Related to a failure to report, the seventh contributing factor for the incident was that the federal government did not even know Cutter was having problems.42 Again, for a government responsible for the safe licensure of vaccines, this was deeply problematic. This concluding factor, along with the issue of safety test design and regulation failure, arguably put the U.S. government in the crosshairs of responsibility for the Cutter Incident. The director of the National Institute of Health, National Microbiological Institute, the Surgeon General, and the Secretary of the Department of Health, Education, and Welfare, as mentioned, either resigned or were fired and this demonstrates known culpability. The warnings Bernice Eddy provided to the Laboratory of Biologics Control—the organization responsible for licensing the vaccine for production after safety tests—were “lost in the noise.” Ultimately as Paul Offit concluded, “the federal government was in the best position to avoid the Cutter tragedy” and it failed.43

Instead of an even greater reckoning for the federal government, the incident’s most significant legacy—for pharmaceutical companies at least—emerged in the form of legal liability without fault.44 As Offit documents with the incisiveness of an articulate lawyer, this legal development centered on the fact that Cutter Laboratories was liable, but that it was not negligent because it followed protocols, faulty as they were, that were instituted according to scientific knowledge at the time. In fact, Cutter followed prescribed guidelines and only released product that passed recommended safety tests. It is clear that the United States government, since it was responsible for vaccine regulation, absolved itself of far greater liability. After all, who else could hold the U.S. government accountable? Numerous government officials were fired, but Cutter, even when scapegoated, miraculously avoided a full-legal broadside.

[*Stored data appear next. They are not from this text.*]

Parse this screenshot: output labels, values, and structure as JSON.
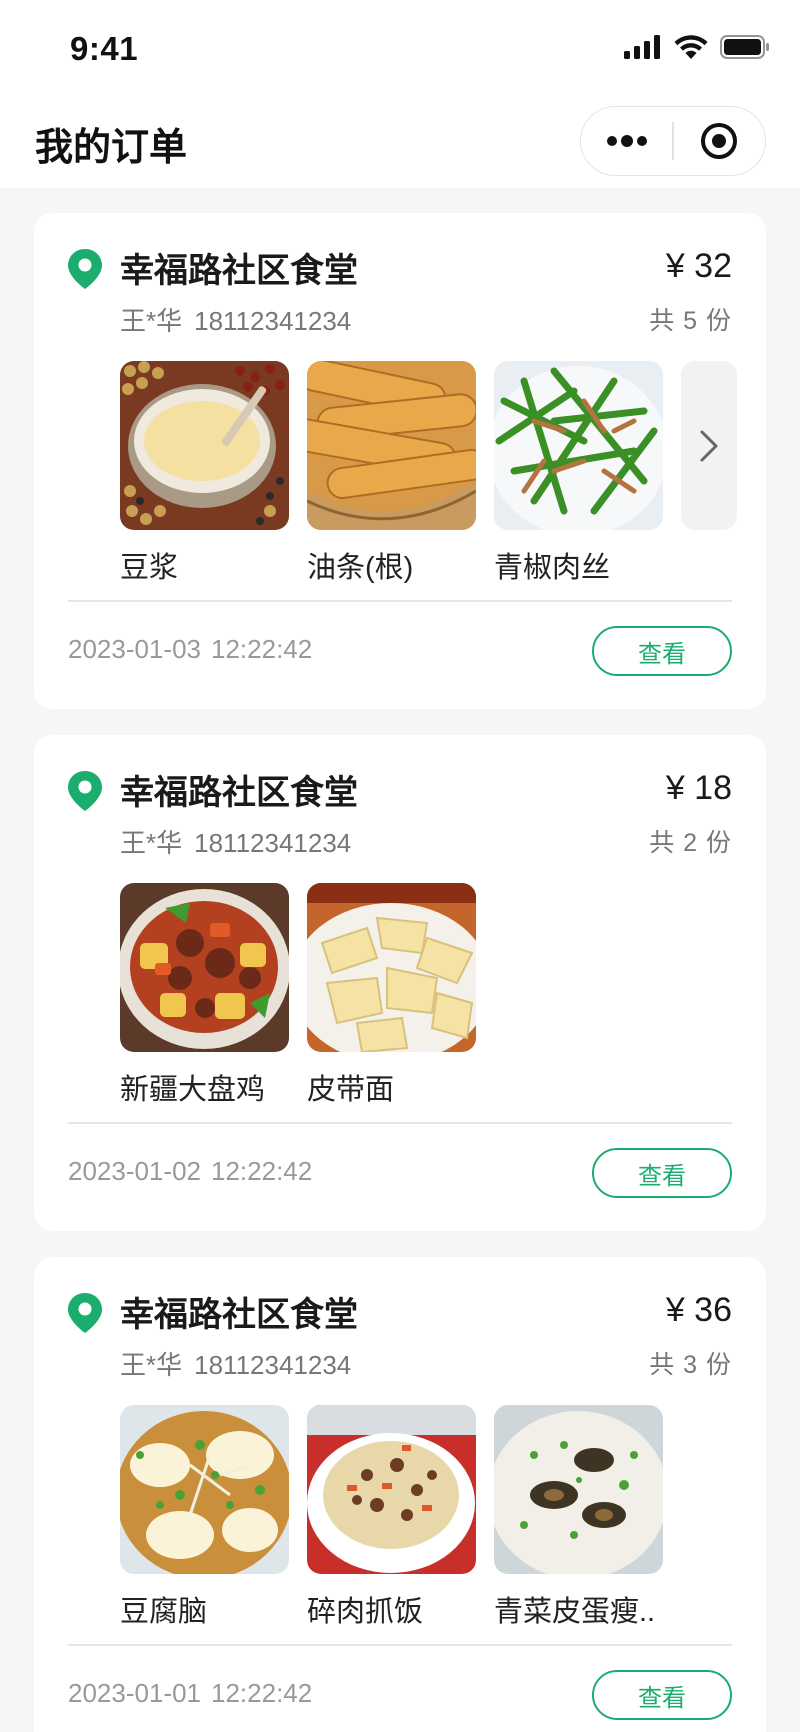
{
  "status_bar": {
    "time": "9:41"
  },
  "nav": {
    "title": "我的订单"
  },
  "colors": {
    "accent": "#1aad6e",
    "background": "#f6f6f6"
  },
  "orders": [
    {
      "store": "幸福路社区食堂",
      "customer_name": "王*华",
      "phone": "18112341234",
      "price": "¥ 32",
      "count": "共 5 份",
      "items": [
        {
          "name": "豆浆",
          "image": "soy-milk"
        },
        {
          "name": "油条(根)",
          "image": "fried-dough-sticks"
        },
        {
          "name": "青椒肉丝",
          "image": "green-pepper-pork"
        }
      ],
      "has_more": true,
      "date": "2023-01-03",
      "time": "12:22:42",
      "action": "查看"
    },
    {
      "store": "幸福路社区食堂",
      "customer_name": "王*华",
      "phone": "18112341234",
      "price": "¥ 18",
      "count": "共 2 份",
      "items": [
        {
          "name": "新疆大盘鸡",
          "image": "big-plate-chicken"
        },
        {
          "name": "皮带面",
          "image": "belt-noodles"
        }
      ],
      "has_more": false,
      "date": "2023-01-02",
      "time": "12:22:42",
      "action": "查看"
    },
    {
      "store": "幸福路社区食堂",
      "customer_name": "王*华",
      "phone": "18112341234",
      "price": "¥ 36",
      "count": "共 3 份",
      "items": [
        {
          "name": "豆腐脑",
          "image": "tofu-pudding"
        },
        {
          "name": "碎肉抓饭",
          "image": "pilaf"
        },
        {
          "name": "青菜皮蛋瘦..",
          "image": "century-egg-congee"
        }
      ],
      "has_more": false,
      "date": "2023-01-01",
      "time": "12:22:42",
      "action": "查看"
    }
  ]
}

Along with politicized attempts to lay blame on Vice-President Richard Nixon, because of his past representation of California in the U.S. Congress, Berkeley-based Cutter Industries not only survived but eventually prospered.45 In 1957, Cutter was sued for negligence and breach of implied warranty, but the ruling in Gottsdanker vs. Cutter Laboratories determined that Cutter was not negligent because most companies producing the polio vaccine had problems inactivating the virus in their vaccines.46 Wyeth, for example, also created vaccine that paralyzed and killed several children, but the company’s problems were obscured until later. It was determined, in the end, that Cutter violated the implied warranty that its product would be effective when used as directed. The Gottsdanker case, however, would have important and negative consequences for subsequent vaccine development. The Gottsdanker ruling enabled juries to “find companies financially responsible (liable) for their products without finding them negligent in the production or design of those products (i.e., liability without fault).”47 The idea that proof of negligence is not required to determine liability would constrain vaccine development and the legal subject remains contentious.48

After the Cutter Incident, the U.S. government instituted more rigorous regulations for all vaccines, including procedures for filtration, storage, and safety testing. Yet, the cost-benefit analysis associated with severe liability laws which emerged in the years after the Cutter Incident continue to affect vaccine development. In the United States, prior to investments made through Operation Warp Speed—to the tune of $ 10 billion—vaccines were not invariably perceived as a profitable venture for pharmaceutical companies. According to a 2003 study, “Vaccines are a very small enterprise relative to the pharmaceutical industry overall: vaccine revenues constitute only 1.5 percent of global pharmaceutical sales,” and, in the three decades after the Cutter Incident, “the number of firms supplying routine vaccine to the United States dwindled to five companies.”49

Vaccine production is capital intensive, requires skilled labor, and requires expensive equipment. Further, according to a 2017 article in the journal Vaccine, “while vaccine manufacturing may prima facie seem an economic growth opportunity, the complexity and high fixed costs of vaccine manufacturing limit potential profit.”50 The current preoccupation with Operation Warp Speed, and the urgency of COVID-19, should not blind individuals of this bigger picture that vaccine development and production is immensely complex.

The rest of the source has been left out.